The proceedings are taking place in the same courtroom where Saddam spent months jousting with the judges in his turbulent first trial. Saddam became furious when prosecutors spoke of Kurdish women being raped in prison during the campaign.
“I can never accept the claim that an Iraqi woman was raped while Saddam is president,” he shouted, banging on a podium in front of him and pointing a finger at the prosecutors. It was one of the few outbursts in a session that was generally calm and businesslike.
After a near five-hour session, the trial adjourned until Tuesday.
The trial opens a new legal chapter for the ousted Iraqi leader, who once again faces a possible death penalty for the deaths of tens of thousands of Kurds during the Iraqi army’s Operation Anfal — Arabic for “spoils of war”.
The 1987-88 crackdown was aimed at crushing independence-minded Kurdish militias and clearing all Kurds from the northern region along the border with Iran. Saddam accused the Kurds of helping Iran in its war with Iraq.

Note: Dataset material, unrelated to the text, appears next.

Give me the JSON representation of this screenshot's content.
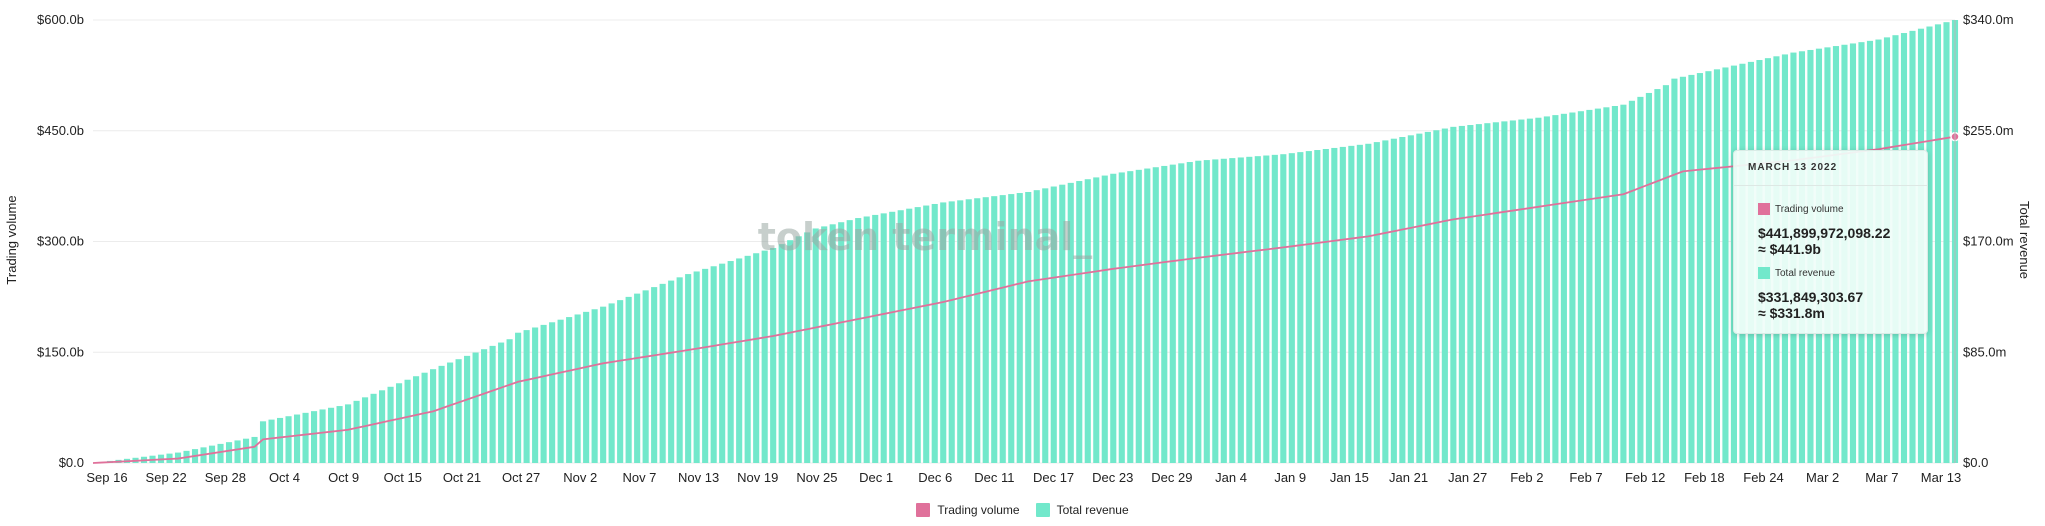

Kurdish survivors say many villages were razed and countless young men disappeared.
They also accuse the army of using prohibited mustard gas and nerve agents, but the trial does not deal with the most notorious gassing— the March 1988 attack on Halabja that killed an estimated 5,000 Kurds. That incident will be part of a separate investigation by the Iraqi High Tribunal.
Verdicts for Saddam and seven co-defendants are expected in that case on October 16.
That trial was plagued by frequent outbursts by Saddam and he appeared ready to show the same defiance in his new trial — as did his co-defendant, Ali Hassan al-Majid, who allegedly led Operation Anfal, becoming known as “Chemical Ali” for the use of poison gas.